CREATE MATERIALIZED VIEW

Applies to: Databricks SQL

A materialized view is a view where precomputed results are available for query and can be updated to reflect changes in the input. Each time a materialized view is refreshed, query results are recalculated to reflect changes in upstream datasets. All materialized views are backed by an ETL pipeline. You can refresh materialized views manually or on a schedule.

To learn more about how to perform a manual refresh, see REFRESH (MATERIALIZED VIEW or STREAMING TABLE).

To learn more about how to schedule a refresh, see Examples or ALTER MATERIALIZED VIEW.

Materialized views can only be created using a Pro or Serverless SQL warehouse, or within a pipeline.

注記

Create and refresh operations on materialized views and streaming tables are powered by serverless Lakeflow Spark Declarative Pipelines.

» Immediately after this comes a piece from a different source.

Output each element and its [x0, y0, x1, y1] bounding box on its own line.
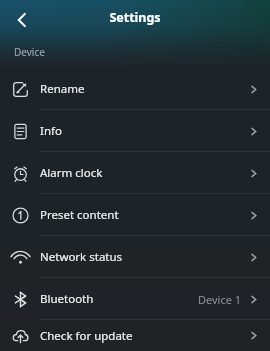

You can use Catalog Explorer to view details about the backing pipelines in the UI. See What is Catalog Explorer?.

Syntax

{ CREATE OR REPLACE MATERIALIZED VIEW | CREATE MATERIALIZED VIEW [ IF NOT EXISTS ] }
  view_name
  [ column_list ]
  [ view_clauses ]
  AS query

column_list
   ( { column_name column_type column_properties } [, ...]
      [ , table_constraint ] [...])

   column_properties
      { NOT NULL | COMMENT column_comment | column_constraint | MASK clause } [ ... ]

view_clauses
  { PARTITIONED BY (col [, ...]) |
    CLUSTER BY clause |
    COMMENT view_comment |
    DEFAULT COLLATION UTF8_BINARY |
    TBLPROPERTIES clause |
    SCHEDULE [ REFRESH ] schedule_clause |
    schedule |
    WITH { ROW FILTER clause } } [...]

schedule
  { SCHEDULE [ REFRESH ] schedule_clause |
    TRIGGER ON UPDATE [ AT MOST EVERY trigger_interval ] }

schedule_clause
  { EVERY number { HOUR | HOURS | DAY | DAYS | WEEK | WEEKS } |
    CRON cron_string [ AT TIME ZONE timezone_id ] }

Parameters

REPLACE

If specified, replaces the view and its content if it already exists.
IF NOT EXISTS

Creates the view if it does not exist. If a view by this name already exists, the CREATE MATERIALIZED VIEW statement is ignored.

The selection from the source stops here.